It is clear from the changes on the White House website and the rhetoric espoused during the inauguration speech that Donald Trump has high hopes of ending trade agreements, increasing job opportunity while strongly discouraging companies from opening businesses outside of America. My curiosity about this is while it might sound nice to some people when they first hear it, I am curious if America can afford it.
Look no further than the most popular retail store in most cities, Wal-Mart. Why is Wal-Mart so popular? Wal-Mart is popular because they are cheap. One could argue the reason why Wal-Mart is so inexpensive is that so many of their goods are manufactured overseas. In fact, according to a study by the Economic Policy Institute, it says that Chinese imports purchased by American shoppers cost Americans 400,000 jobs since 2001. This presents the pickle. If companies are going to stay in America and pay people a competitive livable wage, will the prices stay low? I don’t think so. If the prices do not stay low, are Americans willing to pay more for their goods or work for less money to keep the price of goods low? I don’t think so.
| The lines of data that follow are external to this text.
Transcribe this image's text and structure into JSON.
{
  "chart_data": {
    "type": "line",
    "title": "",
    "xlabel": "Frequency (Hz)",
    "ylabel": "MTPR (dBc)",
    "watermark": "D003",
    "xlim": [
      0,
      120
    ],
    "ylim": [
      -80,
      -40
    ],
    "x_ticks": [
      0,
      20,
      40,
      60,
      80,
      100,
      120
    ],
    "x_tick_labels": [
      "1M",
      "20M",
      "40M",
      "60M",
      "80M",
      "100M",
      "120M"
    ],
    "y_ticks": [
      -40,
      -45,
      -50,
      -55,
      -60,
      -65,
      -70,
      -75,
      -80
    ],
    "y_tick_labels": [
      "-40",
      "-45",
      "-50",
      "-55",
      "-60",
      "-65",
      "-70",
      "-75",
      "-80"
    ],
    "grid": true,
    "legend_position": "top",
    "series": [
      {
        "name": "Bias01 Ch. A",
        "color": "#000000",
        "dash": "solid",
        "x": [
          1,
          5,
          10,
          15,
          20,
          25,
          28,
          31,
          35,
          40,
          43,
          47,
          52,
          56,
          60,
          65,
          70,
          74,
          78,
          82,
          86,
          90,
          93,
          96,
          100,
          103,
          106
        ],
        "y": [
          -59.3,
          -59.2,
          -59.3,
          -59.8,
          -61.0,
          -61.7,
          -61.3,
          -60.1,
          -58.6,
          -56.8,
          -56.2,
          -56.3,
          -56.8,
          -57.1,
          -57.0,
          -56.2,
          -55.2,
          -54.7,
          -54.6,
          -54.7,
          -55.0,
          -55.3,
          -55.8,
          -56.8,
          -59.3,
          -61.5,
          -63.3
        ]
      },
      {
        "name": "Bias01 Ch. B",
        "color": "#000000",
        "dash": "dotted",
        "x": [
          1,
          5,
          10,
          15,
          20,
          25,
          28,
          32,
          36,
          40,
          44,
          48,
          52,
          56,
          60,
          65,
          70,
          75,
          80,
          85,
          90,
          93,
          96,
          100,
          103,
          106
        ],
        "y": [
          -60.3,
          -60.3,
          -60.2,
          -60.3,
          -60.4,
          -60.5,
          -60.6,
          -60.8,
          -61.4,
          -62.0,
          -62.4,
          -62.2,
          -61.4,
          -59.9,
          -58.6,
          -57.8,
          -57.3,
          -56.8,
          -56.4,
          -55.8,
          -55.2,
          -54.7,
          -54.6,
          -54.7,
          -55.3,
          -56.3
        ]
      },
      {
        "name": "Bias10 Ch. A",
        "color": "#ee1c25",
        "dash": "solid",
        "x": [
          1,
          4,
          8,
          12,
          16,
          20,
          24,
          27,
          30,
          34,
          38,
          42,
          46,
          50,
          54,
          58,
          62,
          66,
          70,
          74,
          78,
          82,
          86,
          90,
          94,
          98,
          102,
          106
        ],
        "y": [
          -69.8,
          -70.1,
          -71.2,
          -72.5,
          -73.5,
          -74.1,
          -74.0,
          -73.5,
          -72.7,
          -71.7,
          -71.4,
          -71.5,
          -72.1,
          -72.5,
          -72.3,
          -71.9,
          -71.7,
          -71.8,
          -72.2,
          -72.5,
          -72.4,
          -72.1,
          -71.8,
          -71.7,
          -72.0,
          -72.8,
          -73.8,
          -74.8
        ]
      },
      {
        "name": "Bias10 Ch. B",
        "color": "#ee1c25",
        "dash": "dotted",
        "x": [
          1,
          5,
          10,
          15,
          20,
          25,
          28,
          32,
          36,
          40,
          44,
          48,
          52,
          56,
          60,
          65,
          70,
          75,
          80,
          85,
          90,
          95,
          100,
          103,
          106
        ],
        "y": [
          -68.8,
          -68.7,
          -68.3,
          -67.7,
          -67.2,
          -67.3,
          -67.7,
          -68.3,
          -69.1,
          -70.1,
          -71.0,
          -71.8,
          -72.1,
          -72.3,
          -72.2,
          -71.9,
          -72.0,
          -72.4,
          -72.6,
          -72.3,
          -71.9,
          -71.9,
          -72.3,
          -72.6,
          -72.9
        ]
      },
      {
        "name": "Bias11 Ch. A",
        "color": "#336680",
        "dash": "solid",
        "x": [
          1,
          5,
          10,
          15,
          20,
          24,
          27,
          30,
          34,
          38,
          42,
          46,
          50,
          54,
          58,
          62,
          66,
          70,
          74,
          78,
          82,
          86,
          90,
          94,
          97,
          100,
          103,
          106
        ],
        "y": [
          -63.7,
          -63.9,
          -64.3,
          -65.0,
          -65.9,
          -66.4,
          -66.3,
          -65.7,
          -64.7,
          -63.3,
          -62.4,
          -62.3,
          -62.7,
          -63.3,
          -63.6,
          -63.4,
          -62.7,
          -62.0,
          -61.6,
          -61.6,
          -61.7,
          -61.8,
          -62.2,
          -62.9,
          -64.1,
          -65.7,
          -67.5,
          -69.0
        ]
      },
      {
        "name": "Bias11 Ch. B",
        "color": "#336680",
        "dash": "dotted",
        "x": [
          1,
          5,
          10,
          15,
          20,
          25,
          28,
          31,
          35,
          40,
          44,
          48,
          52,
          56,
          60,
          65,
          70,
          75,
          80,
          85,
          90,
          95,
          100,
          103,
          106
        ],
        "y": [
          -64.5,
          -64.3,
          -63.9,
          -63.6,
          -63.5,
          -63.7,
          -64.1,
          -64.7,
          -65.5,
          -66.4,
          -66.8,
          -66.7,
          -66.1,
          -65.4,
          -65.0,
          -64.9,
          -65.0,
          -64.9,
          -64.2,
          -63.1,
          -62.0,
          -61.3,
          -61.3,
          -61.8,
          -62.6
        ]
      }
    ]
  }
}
Another problem which no one wants to speak about is how many factory jobs are rapidly decreasing due to automation. Fortune Magazine cites this about a Ball University study, ” From 2006 to 2013, “manufacturing grew by 17.6%, or at roughly 2.2% per year,” according to a report from Ball State University. The study says as well that trade accounted for 13% of the lost U.S. factory jobs, but 88% of the jobs were taken by robots and other factors at home.” Automation is eating away human jobs extraordinarily fast. Robots do not ask for minimum wage, raises, breaks, or sick days, so they are appealing to corporations. Another big job killer in America is the prison industrial complex which practically provides free labor from prisoners to make all sorts of goods sold throughout America and the world. According to Noah Zatz at UCLA Law, “well over 600,000, and probably close to a million, inmates are working full-time in jails and prisons throughout the United States.” The irony is if a company makes their goods in prison or heavily relying on automation they still can and do advertise the good proudly as “Made In America.”